Les risques psychosociaux au travail (RPS), comme les troubles musculo-squelettiques (TMS), les dépressions ou encore le stress, est un mal qui ronge de millions de Français. Première cause d’arrêts maladie, ils peuvent coûter cher à l’entreprise. Quelles sont les actions de prévention à mettre en place ? Quelles sont les obligations des dirigeants ? Le point.

 
Ce qu’il faut savoir sur les RPS
 
Les risques psychosociaux comprennent - sans s'y limiter - le stress, le burn-out, le harcèlement et tous autres facteurs pouvant porter atteinte à la santé physique et mentale des salariés (violence au travail, TMS…).
 
Longtemps, l’accent était mis en particulier sur la prévention des risques physiques. C’est bien plus tard que les spécialistes ont pris conscience des effets dévastateurs du stress sur la santé mentale des travailleurs.
 
En France, ce n’est qu’à partir de 2008, avec la signature d’un accord interprofessionnel, que le stress au travail devient une véritable préoccupation nationale.
 
Désormais, l’employeur doit veiller à la santé physique et mentale de ses salariés, à travers l’évaluation et la prévention des risques professionnels.
 
Les obligations de l’employeur en matière de prévention des RPS
 
Le Code du travail prévoit dans son article L.4121-1 que « l’employeur doit faire respecter les instructions de sécurité ; et mettre en place des mesures de prévention adéquates, par exemple à travers une formation ».
 
Depuis 2001, toute entreprise qui emploie au moins une personne est légalement tenue de disposer d’un « document unique » (DU) ou « document unique d'évaluation des risques » (DUER) à jour.
 
L’article L.4121-2 du Code du travail fixe la périodicité de révision de ce document unique à un an, ou à chaque modification d’une unité de travail.
 
Afin de lutter efficacement contre les RPS, ce même article distingue trois niveaux de prévention :
- La prévention de niveau 1, qui consiste à adapter l’environnement de travail pour limiter l’exposition aux facteurs de risques ;
- La prévention de niveau 2 : si les risques sont inévitables, les actions se concentrent ici sur la manière d’en limiter l’impact sur la santé des salariés ;
- La prévention de niveau 3 : il s’agit de détecter, d’accompagner et de traiter les personnes à risques.
 
Les mesures de prévention
 
La démarche de prévention doit tenir compte des spécificités et besoins de l’entreprise. Pour cela, il existe 3 types d’actions selon le contexte et les enjeux :
- Démarche interne : constitution d’une équipe chargée d’identifier les risques potentiels et d’élaborer un plan de prévention, lequel sera intégré dans le "DU".

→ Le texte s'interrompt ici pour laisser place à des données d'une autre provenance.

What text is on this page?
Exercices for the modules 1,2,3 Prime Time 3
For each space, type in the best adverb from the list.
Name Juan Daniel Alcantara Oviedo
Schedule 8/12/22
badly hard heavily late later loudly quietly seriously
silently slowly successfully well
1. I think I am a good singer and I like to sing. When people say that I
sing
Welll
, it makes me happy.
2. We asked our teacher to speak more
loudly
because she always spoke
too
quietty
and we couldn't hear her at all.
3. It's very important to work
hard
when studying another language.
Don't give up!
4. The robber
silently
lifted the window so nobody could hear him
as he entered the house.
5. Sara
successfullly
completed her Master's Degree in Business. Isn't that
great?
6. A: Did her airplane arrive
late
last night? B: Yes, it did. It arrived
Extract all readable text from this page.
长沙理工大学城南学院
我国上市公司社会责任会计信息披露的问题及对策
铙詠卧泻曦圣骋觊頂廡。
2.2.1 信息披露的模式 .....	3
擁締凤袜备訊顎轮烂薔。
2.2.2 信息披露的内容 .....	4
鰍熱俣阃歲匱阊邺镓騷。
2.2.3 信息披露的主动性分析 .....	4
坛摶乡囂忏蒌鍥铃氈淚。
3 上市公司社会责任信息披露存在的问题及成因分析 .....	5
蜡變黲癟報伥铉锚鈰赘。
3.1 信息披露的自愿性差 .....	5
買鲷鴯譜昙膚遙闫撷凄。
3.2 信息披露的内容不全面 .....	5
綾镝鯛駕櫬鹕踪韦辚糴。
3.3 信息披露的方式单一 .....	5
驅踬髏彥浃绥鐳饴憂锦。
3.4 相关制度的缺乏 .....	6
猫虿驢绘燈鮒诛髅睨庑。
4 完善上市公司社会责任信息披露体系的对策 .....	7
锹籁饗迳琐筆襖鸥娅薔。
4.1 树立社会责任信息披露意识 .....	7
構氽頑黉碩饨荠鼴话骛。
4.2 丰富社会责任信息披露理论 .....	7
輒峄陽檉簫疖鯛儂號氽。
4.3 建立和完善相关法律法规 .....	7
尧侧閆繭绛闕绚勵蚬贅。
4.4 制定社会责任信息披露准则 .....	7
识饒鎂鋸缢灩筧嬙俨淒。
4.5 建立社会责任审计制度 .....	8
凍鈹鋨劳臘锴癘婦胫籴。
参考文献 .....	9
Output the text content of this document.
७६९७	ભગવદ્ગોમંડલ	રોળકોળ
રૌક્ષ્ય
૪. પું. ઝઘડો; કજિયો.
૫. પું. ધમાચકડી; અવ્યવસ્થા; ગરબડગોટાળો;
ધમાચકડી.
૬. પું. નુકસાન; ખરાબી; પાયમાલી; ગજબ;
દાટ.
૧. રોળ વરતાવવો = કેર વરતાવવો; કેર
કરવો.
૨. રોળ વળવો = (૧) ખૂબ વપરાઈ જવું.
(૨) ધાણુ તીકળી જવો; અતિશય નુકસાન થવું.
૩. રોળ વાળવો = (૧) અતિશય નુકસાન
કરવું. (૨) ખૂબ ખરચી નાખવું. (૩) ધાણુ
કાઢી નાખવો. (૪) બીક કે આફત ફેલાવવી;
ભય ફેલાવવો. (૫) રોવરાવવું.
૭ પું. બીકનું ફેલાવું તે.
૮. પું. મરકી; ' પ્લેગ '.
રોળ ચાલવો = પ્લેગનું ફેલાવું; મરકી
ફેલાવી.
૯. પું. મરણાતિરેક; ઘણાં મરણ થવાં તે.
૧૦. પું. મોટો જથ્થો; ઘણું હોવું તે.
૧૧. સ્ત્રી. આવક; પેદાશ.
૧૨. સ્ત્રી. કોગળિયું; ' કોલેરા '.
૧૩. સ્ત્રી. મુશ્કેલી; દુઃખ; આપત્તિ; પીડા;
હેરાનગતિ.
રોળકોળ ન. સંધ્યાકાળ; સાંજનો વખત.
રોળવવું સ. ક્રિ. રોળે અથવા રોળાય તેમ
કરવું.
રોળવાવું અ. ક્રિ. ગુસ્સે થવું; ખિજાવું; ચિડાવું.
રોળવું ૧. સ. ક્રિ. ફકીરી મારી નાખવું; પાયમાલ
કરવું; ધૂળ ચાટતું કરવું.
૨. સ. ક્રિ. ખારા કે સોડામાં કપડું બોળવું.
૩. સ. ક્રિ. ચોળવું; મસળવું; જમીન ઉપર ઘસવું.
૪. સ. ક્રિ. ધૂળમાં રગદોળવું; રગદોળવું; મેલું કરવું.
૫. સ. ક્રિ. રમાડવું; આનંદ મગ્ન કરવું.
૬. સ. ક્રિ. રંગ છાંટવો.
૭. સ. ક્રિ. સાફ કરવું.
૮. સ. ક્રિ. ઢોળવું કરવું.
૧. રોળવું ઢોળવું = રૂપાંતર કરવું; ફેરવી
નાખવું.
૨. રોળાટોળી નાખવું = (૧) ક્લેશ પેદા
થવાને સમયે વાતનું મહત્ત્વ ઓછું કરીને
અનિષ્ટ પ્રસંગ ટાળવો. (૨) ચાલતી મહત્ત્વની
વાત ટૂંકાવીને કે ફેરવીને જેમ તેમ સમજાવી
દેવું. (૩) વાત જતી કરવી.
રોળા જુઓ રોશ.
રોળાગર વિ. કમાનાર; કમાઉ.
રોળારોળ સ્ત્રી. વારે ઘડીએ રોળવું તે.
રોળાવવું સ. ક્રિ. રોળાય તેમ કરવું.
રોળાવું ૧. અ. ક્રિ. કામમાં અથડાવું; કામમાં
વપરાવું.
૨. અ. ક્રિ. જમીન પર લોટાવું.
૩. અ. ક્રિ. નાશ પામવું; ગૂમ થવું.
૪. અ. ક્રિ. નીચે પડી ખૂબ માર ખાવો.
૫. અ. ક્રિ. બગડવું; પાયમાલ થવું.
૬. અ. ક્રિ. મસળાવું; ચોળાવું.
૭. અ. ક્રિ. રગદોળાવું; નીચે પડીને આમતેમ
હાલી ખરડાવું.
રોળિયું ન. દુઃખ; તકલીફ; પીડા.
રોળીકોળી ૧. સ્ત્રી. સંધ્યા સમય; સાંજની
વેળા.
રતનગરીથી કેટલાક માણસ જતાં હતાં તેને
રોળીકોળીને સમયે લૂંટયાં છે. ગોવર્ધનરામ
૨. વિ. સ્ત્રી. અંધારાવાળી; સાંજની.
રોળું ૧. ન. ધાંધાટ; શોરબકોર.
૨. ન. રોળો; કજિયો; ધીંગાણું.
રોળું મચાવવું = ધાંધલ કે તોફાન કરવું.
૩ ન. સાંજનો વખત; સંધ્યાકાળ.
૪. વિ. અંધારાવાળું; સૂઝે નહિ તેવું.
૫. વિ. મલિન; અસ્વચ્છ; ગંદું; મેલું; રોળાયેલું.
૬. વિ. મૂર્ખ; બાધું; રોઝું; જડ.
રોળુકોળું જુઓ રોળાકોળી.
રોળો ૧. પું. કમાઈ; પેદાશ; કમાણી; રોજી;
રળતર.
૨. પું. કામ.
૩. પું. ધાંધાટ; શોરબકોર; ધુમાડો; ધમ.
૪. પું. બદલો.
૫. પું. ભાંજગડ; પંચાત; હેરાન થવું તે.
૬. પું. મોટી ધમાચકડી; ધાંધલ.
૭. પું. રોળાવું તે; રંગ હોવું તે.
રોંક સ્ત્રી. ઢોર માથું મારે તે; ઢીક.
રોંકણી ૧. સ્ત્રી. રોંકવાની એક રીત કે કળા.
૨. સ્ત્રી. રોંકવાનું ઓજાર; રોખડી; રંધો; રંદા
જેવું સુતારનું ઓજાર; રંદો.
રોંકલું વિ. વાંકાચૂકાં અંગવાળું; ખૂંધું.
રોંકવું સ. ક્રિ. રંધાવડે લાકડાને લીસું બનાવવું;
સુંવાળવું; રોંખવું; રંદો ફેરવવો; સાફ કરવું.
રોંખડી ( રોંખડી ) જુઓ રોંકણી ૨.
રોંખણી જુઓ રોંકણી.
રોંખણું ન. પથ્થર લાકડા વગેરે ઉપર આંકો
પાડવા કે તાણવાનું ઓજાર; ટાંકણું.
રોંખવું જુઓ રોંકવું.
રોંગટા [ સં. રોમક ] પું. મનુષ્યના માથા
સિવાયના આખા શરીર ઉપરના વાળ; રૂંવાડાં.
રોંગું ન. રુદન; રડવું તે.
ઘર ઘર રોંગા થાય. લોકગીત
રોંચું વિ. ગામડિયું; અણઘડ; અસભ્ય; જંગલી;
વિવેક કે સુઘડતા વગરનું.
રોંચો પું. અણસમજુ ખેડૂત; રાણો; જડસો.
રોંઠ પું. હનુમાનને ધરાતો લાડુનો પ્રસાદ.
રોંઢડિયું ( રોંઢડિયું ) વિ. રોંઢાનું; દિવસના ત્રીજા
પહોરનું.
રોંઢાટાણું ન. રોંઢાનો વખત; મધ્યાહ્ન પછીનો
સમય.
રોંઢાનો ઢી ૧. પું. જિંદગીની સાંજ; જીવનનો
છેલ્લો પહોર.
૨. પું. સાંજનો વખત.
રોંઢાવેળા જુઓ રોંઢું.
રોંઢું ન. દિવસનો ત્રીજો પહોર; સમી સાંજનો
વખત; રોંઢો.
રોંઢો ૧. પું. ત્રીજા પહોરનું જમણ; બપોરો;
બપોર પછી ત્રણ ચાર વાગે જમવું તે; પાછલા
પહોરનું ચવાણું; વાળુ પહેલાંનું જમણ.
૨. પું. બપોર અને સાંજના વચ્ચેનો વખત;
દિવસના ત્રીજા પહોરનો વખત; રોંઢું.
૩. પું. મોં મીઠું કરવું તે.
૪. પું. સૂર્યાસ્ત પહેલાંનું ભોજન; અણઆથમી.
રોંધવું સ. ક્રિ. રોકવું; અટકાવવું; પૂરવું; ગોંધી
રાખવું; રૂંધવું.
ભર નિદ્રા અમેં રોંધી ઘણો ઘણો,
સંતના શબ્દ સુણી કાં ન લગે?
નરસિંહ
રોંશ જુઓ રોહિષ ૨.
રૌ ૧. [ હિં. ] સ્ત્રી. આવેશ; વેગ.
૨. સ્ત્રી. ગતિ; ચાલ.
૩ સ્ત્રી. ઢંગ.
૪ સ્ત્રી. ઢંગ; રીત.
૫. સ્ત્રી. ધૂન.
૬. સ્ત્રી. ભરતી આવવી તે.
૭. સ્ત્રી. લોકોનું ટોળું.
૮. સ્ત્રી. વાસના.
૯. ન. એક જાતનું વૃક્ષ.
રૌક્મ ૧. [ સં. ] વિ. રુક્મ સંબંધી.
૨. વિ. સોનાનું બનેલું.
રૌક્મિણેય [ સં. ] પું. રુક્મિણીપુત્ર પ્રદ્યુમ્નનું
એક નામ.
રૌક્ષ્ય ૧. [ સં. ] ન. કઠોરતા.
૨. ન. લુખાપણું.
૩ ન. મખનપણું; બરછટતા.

- Audit « d’impact psychosocial » dans le cas d’un changement programmé : celui-ci vise à évaluer les risques existants et accompagner le changement ;
- Démarche externe : celle-ci est envisagée en cas de crise ou de tensions majeures. Elle fait appel à des intervenants extérieurs (médecin du travail, services prévention des CARSAT, ARACT, Cabinet conseil risques psychosociaux…) pour accompagner l’entreprise dans le processus de sortie de crise.